Equal parts beauty and bloodshed, the tapestry of American history is inextricably complex but from its very onset, music has played a prolific role in the liberation of marginalized peoples. From hymns to platinum hits, music in its most purest form is a medium of activism rooted in camaraderie, storytelling and the poetic reclamation of cultural identity. In commemoration of Juneteenth, an American holiday which marks the anniversary of slavery's total abolishment on June 16, 1865, we celebrate a profound lineage of artists and activists of color through the lens of the high priestess of soul herself, Nina Simone who once said, “You can't help it. An artist's duty, as far as I'm concerned, is to reflect the times.” A time-honored voice for the sounds and sentiments of civil rights activism, we turn our attention to the the truly incomparable Simone whose hopeful words ring poignant as ever in the ongoing struggle for socio-political freedom and equality.

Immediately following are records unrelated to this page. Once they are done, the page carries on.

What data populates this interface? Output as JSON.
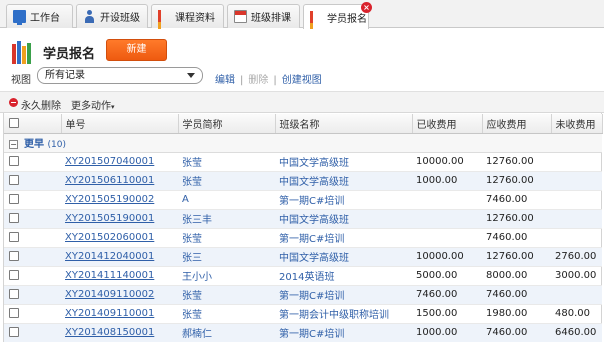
{
  "tabs": [
    {
      "label": "工作台",
      "icon": "monitor-icon"
    },
    {
      "label": "开设班级",
      "icon": "person-icon"
    },
    {
      "label": "课程资料",
      "icon": "books-icon"
    },
    {
      "label": "班级排课",
      "icon": "calendar-icon"
    },
    {
      "label": "学员报名",
      "icon": "books-icon",
      "active": true
    }
  ],
  "header": {
    "title": "学员报名",
    "new_button": "新建",
    "view_label": "视图",
    "view_selected": "所有记录",
    "link_edit": "编辑",
    "link_delete": "删除",
    "link_create": "创建视图",
    "sep": "|"
  },
  "actions": {
    "delete": "永久删除",
    "more": "更多动作"
  },
  "colors": {
    "accent": "#ee5a10",
    "link": "#2f5fa8",
    "close_badge": "#d9232d"
  },
  "table": {
    "columns": [
      "单号",
      "学员简称",
      "班级名称",
      "已收费用",
      "应收费用",
      "未收费用"
    ],
    "group": {
      "label": "更早",
      "count": "(10)",
      "toggle": "⊟"
    },
    "rows": [
      [
        "XY201507040001",
        "张莹",
        "中国文学高级班",
        "10000.00",
        "12760.00",
        ""
      ],
      [
        "XY201506110001",
        "张莹",
        "中国文学高级班",
        "1000.00",
        "12760.00",
        ""
      ],
      [
        "XY201505190002",
        "A",
        "第一期C#培训",
        "",
        "7460.00",
        ""
      ],
      [
        "XY201505190001",
        "张三丰",
        "中国文学高级班",
        "",
        "12760.00",
        ""
      ],
      [
        "XY201502060001",
        "张莹",
        "第一期C#培训",
        "",
        "7460.00",
        ""
      ],
      [
        "XY201412040001",
        "张三",
        "中国文学高级班",
        "10000.00",
        "12760.00",
        "2760.00"
      ],
      [
        "XY201411140001",
        "王小小",
        "2014英语班",
        "5000.00",
        "8000.00",
        "3000.00"
      ],
      [
        "XY201409110002",
        "张莹",
        "第一期C#培训",
        "7460.00",
        "7460.00",
        ""
      ],
      [
        "XY201409110001",
        "张莹",
        "第一期会计中级职称培训",
        "1500.00",
        "1980.00",
        "480.00"
      ],
      [
        "XY201408150001",
        "郝楠仁",
        "第一期C#培训",
        "1000.00",
        "7460.00",
        "6460.00"
      ]
    ]
  }
}
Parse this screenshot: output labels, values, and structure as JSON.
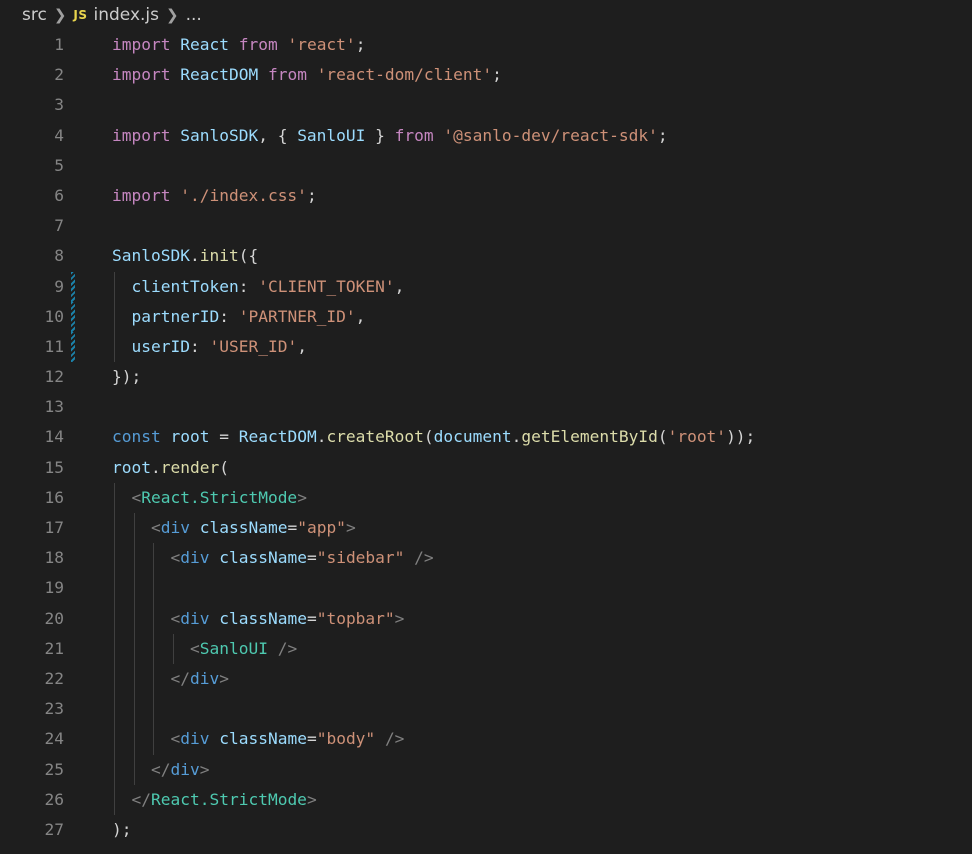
{
  "breadcrumb": {
    "folder": "src",
    "file_icon": "JS",
    "file": "index.js",
    "more": "..."
  },
  "colors": {
    "background": "#1e1e1e",
    "line_number": "#858585",
    "keyword": "#c586c0",
    "storage": "#569cd6",
    "variable": "#9cdcfe",
    "type": "#4ec9b0",
    "function": "#dcdcaa",
    "string": "#ce9178",
    "modified_gutter": "#1b81a8"
  },
  "lines": [
    {
      "n": "1",
      "mod": false,
      "guides": [],
      "tokens": [
        [
          "kw",
          "import"
        ],
        [
          "pun",
          " "
        ],
        [
          "id",
          "React"
        ],
        [
          "pun",
          " "
        ],
        [
          "kw",
          "from"
        ],
        [
          "pun",
          " "
        ],
        [
          "str",
          "'react'"
        ],
        [
          "pun",
          ";"
        ]
      ]
    },
    {
      "n": "2",
      "mod": false,
      "guides": [],
      "tokens": [
        [
          "kw",
          "import"
        ],
        [
          "pun",
          " "
        ],
        [
          "id",
          "ReactDOM"
        ],
        [
          "pun",
          " "
        ],
        [
          "kw",
          "from"
        ],
        [
          "pun",
          " "
        ],
        [
          "str",
          "'react-dom/client'"
        ],
        [
          "pun",
          ";"
        ]
      ]
    },
    {
      "n": "3",
      "mod": false,
      "guides": [],
      "tokens": []
    },
    {
      "n": "4",
      "mod": false,
      "guides": [],
      "tokens": [
        [
          "kw",
          "import"
        ],
        [
          "pun",
          " "
        ],
        [
          "id",
          "SanloSDK"
        ],
        [
          "pun",
          ", { "
        ],
        [
          "id",
          "SanloUI"
        ],
        [
          "pun",
          " } "
        ],
        [
          "kw",
          "from"
        ],
        [
          "pun",
          " "
        ],
        [
          "str",
          "'@sanlo-dev/react-sdk'"
        ],
        [
          "pun",
          ";"
        ]
      ]
    },
    {
      "n": "5",
      "mod": false,
      "guides": [],
      "tokens": []
    },
    {
      "n": "6",
      "mod": false,
      "guides": [],
      "tokens": [
        [
          "kw",
          "import"
        ],
        [
          "pun",
          " "
        ],
        [
          "str",
          "'./index.css'"
        ],
        [
          "pun",
          ";"
        ]
      ]
    },
    {
      "n": "7",
      "mod": false,
      "guides": [],
      "tokens": []
    },
    {
      "n": "8",
      "mod": false,
      "guides": [],
      "tokens": [
        [
          "id",
          "SanloSDK"
        ],
        [
          "pun",
          "."
        ],
        [
          "fn",
          "init"
        ],
        [
          "pun",
          "({"
        ]
      ]
    },
    {
      "n": "9",
      "mod": true,
      "guides": [
        1
      ],
      "tokens": [
        [
          "pun",
          "  "
        ],
        [
          "id",
          "clientToken"
        ],
        [
          "pun",
          ": "
        ],
        [
          "str",
          "'CLIENT_TOKEN'"
        ],
        [
          "pun",
          ","
        ]
      ]
    },
    {
      "n": "10",
      "mod": true,
      "guides": [
        1
      ],
      "tokens": [
        [
          "pun",
          "  "
        ],
        [
          "id",
          "partnerID"
        ],
        [
          "pun",
          ": "
        ],
        [
          "str",
          "'PARTNER_ID'"
        ],
        [
          "pun",
          ","
        ]
      ]
    },
    {
      "n": "11",
      "mod": true,
      "guides": [
        1
      ],
      "tokens": [
        [
          "pun",
          "  "
        ],
        [
          "id",
          "userID"
        ],
        [
          "pun",
          ": "
        ],
        [
          "str",
          "'USER_ID'"
        ],
        [
          "pun",
          ","
        ]
      ]
    },
    {
      "n": "12",
      "mod": false,
      "guides": [],
      "tokens": [
        [
          "pun",
          "});"
        ]
      ]
    },
    {
      "n": "13",
      "mod": false,
      "guides": [],
      "tokens": []
    },
    {
      "n": "14",
      "mod": false,
      "guides": [],
      "tokens": [
        [
          "kwb",
          "const"
        ],
        [
          "pun",
          " "
        ],
        [
          "id",
          "root"
        ],
        [
          "pun",
          " = "
        ],
        [
          "id",
          "ReactDOM"
        ],
        [
          "pun",
          "."
        ],
        [
          "fn",
          "createRoot"
        ],
        [
          "pun",
          "("
        ],
        [
          "id",
          "document"
        ],
        [
          "pun",
          "."
        ],
        [
          "fn",
          "getElementById"
        ],
        [
          "pun",
          "("
        ],
        [
          "str",
          "'root'"
        ],
        [
          "pun",
          "));"
        ]
      ]
    },
    {
      "n": "15",
      "mod": false,
      "guides": [],
      "tokens": [
        [
          "id",
          "root"
        ],
        [
          "pun",
          "."
        ],
        [
          "fn",
          "render"
        ],
        [
          "pun",
          "("
        ]
      ]
    },
    {
      "n": "16",
      "mod": false,
      "guides": [
        1
      ],
      "tokens": [
        [
          "pun",
          "  "
        ],
        [
          "tagp",
          "<"
        ],
        [
          "cls",
          "React.StrictMode"
        ],
        [
          "tagp",
          ">"
        ]
      ]
    },
    {
      "n": "17",
      "mod": false,
      "guides": [
        1,
        2
      ],
      "tokens": [
        [
          "pun",
          "    "
        ],
        [
          "tagp",
          "<"
        ],
        [
          "kwb",
          "div"
        ],
        [
          "pun",
          " "
        ],
        [
          "attr",
          "className"
        ],
        [
          "pun",
          "="
        ],
        [
          "str",
          "\"app\""
        ],
        [
          "tagp",
          ">"
        ]
      ]
    },
    {
      "n": "18",
      "mod": false,
      "guides": [
        1,
        2,
        3
      ],
      "tokens": [
        [
          "pun",
          "      "
        ],
        [
          "tagp",
          "<"
        ],
        [
          "kwb",
          "div"
        ],
        [
          "pun",
          " "
        ],
        [
          "attr",
          "className"
        ],
        [
          "pun",
          "="
        ],
        [
          "str",
          "\"sidebar\""
        ],
        [
          "pun",
          " "
        ],
        [
          "tagp",
          "/>"
        ]
      ]
    },
    {
      "n": "19",
      "mod": false,
      "guides": [
        1,
        2,
        3
      ],
      "tokens": []
    },
    {
      "n": "20",
      "mod": false,
      "guides": [
        1,
        2,
        3
      ],
      "tokens": [
        [
          "pun",
          "      "
        ],
        [
          "tagp",
          "<"
        ],
        [
          "kwb",
          "div"
        ],
        [
          "pun",
          " "
        ],
        [
          "attr",
          "className"
        ],
        [
          "pun",
          "="
        ],
        [
          "str",
          "\"topbar\""
        ],
        [
          "tagp",
          ">"
        ]
      ]
    },
    {
      "n": "21",
      "mod": false,
      "guides": [
        1,
        2,
        3,
        4
      ],
      "tokens": [
        [
          "pun",
          "        "
        ],
        [
          "tagp",
          "<"
        ],
        [
          "cls",
          "SanloUI"
        ],
        [
          "pun",
          " "
        ],
        [
          "tagp",
          "/>"
        ]
      ]
    },
    {
      "n": "22",
      "mod": false,
      "guides": [
        1,
        2,
        3
      ],
      "tokens": [
        [
          "pun",
          "      "
        ],
        [
          "tagp",
          "</"
        ],
        [
          "kwb",
          "div"
        ],
        [
          "tagp",
          ">"
        ]
      ]
    },
    {
      "n": "23",
      "mod": false,
      "guides": [
        1,
        2,
        3
      ],
      "tokens": []
    },
    {
      "n": "24",
      "mod": false,
      "guides": [
        1,
        2,
        3
      ],
      "tokens": [
        [
          "pun",
          "      "
        ],
        [
          "tagp",
          "<"
        ],
        [
          "kwb",
          "div"
        ],
        [
          "pun",
          " "
        ],
        [
          "attr",
          "className"
        ],
        [
          "pun",
          "="
        ],
        [
          "str",
          "\"body\""
        ],
        [
          "pun",
          " "
        ],
        [
          "tagp",
          "/>"
        ]
      ]
    },
    {
      "n": "25",
      "mod": false,
      "guides": [
        1,
        2
      ],
      "tokens": [
        [
          "pun",
          "    "
        ],
        [
          "tagp",
          "</"
        ],
        [
          "kwb",
          "div"
        ],
        [
          "tagp",
          ">"
        ]
      ]
    },
    {
      "n": "26",
      "mod": false,
      "guides": [
        1
      ],
      "tokens": [
        [
          "pun",
          "  "
        ],
        [
          "tagp",
          "</"
        ],
        [
          "cls",
          "React.StrictMode"
        ],
        [
          "tagp",
          ">"
        ]
      ]
    },
    {
      "n": "27",
      "mod": false,
      "guides": [],
      "tokens": [
        [
          "pun",
          ");"
        ]
      ]
    }
  ]
}
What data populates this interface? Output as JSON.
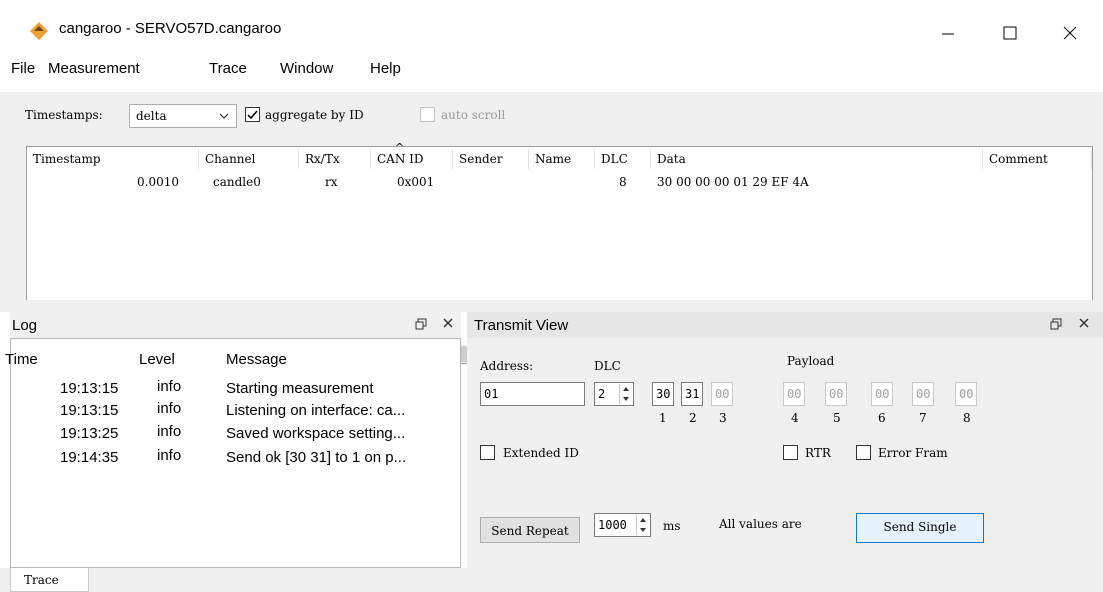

“I’ll tell you what Freedom is to me. No fear.”
"As a political weapon, it has helped me for 30 years defend the rights of American blacks and third-world people all over the world, to defend them with protest songs. To move the audience to make them conscious of what has been done to my people around the world."
"There's no excuse for the young people not knowing who the heroes and heroines are or were."
“Life is short. People are not easy to know. They’re not easy to know, so if you don’t tell them how you feel, you’re not going to get anywhere, I feel.”
"To be young, gifted and black,
Oh what a lovely precious dream
To be young, gifted and black,
Open your heart to what I mean..."
"What I was interested in was conveying an emotional message, which means using everything you've got inside you sometimes to barely make a note, or if you have to strain to sing, you sing."
"At this crucial time in our lives, when everything is so desperate, when every day is a matter of survival, I don't think you can help but be involved."
“I think women play a major part in opening the doors for better understanding around the world.”
"I had spent many years pursuing excellence, because that is what classical music is all about... Now it was dedicated to freedom, and that was far more important."
“What kept me sane was knowing that things would change, and it was a question of keeping myself together until they did.”
"I think the rich will eventually have to cave in, too, because the economic situation around the world is not gonna tolerate the United States being on top forever."
"The protest years were over, not just for me but for a whole generation, and in music, just like in politics, many of the greatest talents were dead or in exile, and their place was filled by third-rate imitators."
“I’ve never changed. I’ve never changed my hair. I’ve never changed my color. I have always been proud of myself, and my fans are proud of me for remaining the way I’ve always been.”
“You’ve got to learn to leave the table when love’s no longer being served.”
"I think that the artists who don't get involved in preaching messages probably are happier—but you see, I have to live with Nina, and that is very difficult."